Although no one ever spoke of ghosts when Kristensen was growing up, he always had a strange sensation while in the house. "I never considered that there were ghosts in the house, but it always felt like someone was watching you from around the corner." Particularly the stairwell.
 
"I would avoid the stairwell like crazy, because I was convinced that there was going to be someone standing at the top of the stairs. It would get so bad, that if I had to cross from the living room into the dining room (which was were seperated by the stairwell) I would actually walk through the rest of the house, just to avoid the crossing the stairwell. I was sure it just mind playing tricks with me, so I would force myself to turn and look to the top of the stairs. I was simultaneously relieved and disappointed when there was never anyone there staring back at me."
 
It was no surprise then to Kristensen when he started hearing the stories that Landry relayed to him from his uncle and aunt.

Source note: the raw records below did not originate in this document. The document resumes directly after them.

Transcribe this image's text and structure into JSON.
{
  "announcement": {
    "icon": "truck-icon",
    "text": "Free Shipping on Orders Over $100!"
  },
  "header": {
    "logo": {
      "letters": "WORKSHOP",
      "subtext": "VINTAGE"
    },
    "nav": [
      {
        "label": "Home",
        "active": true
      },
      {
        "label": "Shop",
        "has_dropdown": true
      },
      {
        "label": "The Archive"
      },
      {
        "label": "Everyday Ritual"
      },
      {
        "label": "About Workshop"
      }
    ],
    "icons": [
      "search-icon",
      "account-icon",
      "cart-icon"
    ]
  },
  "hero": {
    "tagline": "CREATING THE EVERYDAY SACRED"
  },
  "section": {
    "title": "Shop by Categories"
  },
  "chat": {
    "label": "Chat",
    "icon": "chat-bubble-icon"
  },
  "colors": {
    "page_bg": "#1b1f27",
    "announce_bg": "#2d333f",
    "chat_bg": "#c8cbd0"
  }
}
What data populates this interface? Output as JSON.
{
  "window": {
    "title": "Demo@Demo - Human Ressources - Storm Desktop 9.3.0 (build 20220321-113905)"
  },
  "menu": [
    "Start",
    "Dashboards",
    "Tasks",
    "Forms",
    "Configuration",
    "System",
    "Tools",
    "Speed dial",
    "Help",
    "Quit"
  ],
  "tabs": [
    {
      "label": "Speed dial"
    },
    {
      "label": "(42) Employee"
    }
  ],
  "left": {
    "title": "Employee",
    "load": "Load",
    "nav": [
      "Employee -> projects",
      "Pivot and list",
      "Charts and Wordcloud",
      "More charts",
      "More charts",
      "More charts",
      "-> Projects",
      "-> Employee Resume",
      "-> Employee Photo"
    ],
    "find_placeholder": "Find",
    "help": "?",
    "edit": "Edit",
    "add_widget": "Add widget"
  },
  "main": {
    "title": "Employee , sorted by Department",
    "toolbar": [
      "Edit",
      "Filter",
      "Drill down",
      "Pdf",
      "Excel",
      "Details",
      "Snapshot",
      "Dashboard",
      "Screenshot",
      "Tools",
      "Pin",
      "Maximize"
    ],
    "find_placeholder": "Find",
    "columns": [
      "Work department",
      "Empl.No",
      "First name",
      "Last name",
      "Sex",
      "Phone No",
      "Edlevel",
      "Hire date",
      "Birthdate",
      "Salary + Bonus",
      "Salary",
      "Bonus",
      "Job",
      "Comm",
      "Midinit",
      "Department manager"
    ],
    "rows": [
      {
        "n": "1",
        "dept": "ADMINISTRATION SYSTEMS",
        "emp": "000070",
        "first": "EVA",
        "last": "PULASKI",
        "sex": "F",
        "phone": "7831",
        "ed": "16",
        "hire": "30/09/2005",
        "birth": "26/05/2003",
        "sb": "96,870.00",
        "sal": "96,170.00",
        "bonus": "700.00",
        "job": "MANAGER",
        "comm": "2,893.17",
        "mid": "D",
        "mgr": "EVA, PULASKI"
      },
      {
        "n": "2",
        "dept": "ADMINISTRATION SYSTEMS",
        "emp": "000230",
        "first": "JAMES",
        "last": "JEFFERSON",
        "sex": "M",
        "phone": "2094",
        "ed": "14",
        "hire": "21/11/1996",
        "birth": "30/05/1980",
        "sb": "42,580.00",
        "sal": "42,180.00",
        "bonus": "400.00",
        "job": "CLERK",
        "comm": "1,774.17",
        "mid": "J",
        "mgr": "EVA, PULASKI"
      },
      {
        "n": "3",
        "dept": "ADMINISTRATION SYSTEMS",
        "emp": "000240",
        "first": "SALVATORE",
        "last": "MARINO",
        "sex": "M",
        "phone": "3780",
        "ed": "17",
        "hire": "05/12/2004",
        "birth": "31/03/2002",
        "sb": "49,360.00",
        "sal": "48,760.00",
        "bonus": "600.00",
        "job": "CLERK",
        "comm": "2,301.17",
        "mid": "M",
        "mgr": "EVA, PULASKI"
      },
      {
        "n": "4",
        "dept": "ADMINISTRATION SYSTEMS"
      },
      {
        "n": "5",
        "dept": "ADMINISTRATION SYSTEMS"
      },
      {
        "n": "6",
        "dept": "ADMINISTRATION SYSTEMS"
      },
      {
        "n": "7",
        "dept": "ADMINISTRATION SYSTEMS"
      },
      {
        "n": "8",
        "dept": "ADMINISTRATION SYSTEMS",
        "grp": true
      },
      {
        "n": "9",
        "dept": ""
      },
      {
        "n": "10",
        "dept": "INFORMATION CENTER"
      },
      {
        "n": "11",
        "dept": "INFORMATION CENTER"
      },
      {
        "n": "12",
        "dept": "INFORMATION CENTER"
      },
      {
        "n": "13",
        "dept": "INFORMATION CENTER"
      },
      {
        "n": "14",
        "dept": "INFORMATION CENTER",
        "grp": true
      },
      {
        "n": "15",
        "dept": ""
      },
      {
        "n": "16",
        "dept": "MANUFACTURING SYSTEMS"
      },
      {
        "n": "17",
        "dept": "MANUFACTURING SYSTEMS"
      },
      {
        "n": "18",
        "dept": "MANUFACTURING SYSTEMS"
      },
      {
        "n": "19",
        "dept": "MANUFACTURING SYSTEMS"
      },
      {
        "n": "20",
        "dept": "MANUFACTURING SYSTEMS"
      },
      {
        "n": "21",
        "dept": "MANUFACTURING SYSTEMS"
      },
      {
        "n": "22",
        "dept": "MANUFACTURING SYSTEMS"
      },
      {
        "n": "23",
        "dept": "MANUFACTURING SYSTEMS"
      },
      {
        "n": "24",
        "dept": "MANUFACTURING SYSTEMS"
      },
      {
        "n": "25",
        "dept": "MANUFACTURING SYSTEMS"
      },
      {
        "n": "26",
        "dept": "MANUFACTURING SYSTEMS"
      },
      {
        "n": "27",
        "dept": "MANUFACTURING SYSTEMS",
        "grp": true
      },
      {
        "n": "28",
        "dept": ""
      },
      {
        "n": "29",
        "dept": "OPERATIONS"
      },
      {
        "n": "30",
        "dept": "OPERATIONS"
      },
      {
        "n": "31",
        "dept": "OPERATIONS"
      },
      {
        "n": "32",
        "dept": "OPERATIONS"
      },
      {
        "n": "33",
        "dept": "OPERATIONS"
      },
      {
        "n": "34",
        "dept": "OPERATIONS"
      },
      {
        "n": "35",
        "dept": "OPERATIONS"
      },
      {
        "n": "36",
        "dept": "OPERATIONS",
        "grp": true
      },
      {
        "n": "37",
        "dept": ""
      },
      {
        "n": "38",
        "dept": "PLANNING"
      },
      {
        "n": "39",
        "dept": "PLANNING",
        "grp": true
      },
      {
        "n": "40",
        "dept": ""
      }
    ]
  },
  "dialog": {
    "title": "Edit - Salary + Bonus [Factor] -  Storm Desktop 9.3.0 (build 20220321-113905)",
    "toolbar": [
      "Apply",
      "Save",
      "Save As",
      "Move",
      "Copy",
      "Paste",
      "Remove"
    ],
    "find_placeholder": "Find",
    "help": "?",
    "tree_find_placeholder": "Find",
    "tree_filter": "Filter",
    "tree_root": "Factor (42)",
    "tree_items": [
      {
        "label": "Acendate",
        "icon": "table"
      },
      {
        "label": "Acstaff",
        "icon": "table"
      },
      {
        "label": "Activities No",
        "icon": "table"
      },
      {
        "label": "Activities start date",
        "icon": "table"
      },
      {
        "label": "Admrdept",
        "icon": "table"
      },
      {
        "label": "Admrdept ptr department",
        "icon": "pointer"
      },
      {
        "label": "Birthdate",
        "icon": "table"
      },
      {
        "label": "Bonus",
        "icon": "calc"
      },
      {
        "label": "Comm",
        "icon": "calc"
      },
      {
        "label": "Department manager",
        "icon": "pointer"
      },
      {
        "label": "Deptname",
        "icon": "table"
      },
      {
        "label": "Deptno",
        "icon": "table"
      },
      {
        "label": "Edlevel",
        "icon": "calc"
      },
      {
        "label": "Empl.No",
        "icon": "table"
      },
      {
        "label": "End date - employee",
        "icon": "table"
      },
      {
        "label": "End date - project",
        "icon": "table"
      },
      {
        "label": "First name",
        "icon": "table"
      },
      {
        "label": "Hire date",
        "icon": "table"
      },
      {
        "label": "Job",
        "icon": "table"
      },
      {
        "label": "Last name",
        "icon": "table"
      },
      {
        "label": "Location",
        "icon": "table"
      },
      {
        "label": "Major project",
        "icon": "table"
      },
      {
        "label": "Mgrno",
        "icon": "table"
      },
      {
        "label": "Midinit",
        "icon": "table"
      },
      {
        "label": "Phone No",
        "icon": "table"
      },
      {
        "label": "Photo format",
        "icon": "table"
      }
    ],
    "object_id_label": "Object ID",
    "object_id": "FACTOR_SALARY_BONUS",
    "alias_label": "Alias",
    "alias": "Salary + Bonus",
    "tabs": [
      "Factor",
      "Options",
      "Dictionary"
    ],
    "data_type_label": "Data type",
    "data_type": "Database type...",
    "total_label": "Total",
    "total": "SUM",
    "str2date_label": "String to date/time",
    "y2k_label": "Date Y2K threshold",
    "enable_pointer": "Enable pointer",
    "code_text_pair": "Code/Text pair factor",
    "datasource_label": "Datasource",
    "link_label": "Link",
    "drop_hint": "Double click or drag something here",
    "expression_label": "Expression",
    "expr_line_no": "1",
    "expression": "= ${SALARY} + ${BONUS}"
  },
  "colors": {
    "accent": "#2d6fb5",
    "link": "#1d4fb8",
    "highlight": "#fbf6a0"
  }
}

Apparently the family had tried to protect these stories from Kristensen as a youngster, but now they were coming out of the woodwork. Tales of footsteps racing up and down the stairwell in the middle of the night, doorbells ringing consistently up until the very instant his uncle would open the door and then there was no one there, televisions floaiting in the middle of the room with the power on even though the tv was unplugged, the cat being "drop kicked" out of the den, pots and pans flying out of the cupboards and clashing together in the middle of the kitchen, and the stories go on and on.
 
The other catalyst for Inheritance was the movie Scream. Cowriters/producers Kristensen and Brian McDonald joined a group of friends one night for a screening of the teen deconstructionist slasher film, and aftewards wondered why it was such a hit. They asked, "How come no one makes movies for adults anymore?" Both filmmakers enjoy horror films, but were growing tired of an industry that catered to a teen audience. That night the two decided to make an intelligent horror film that adults can get into. Something really scary, that gets under your skin and into your dreams. Something that sneaks up on you. Something that is frightening because of what you don't see, not because you see someone repeatedly having a knife plunged into them.
 
"We wanted to create something in the genre that no one had really seen since Rosemary's Baby and The Haunting (the 1950's version)," said Kristensen. "The Shining is also in tone to what we were striving for, but in the end that film still boils down to Nicholson chasing someone with an ax."
 
McDonald added "Since we wrote the script for Inheritance similar films like The Blair Witch Project and The Sixth Sense were released. I don't think our film is really either of those, I think it falls somewhere in between. But it means that our instncts are correct; people are looking for a more sophisticated, intelligent type of scare."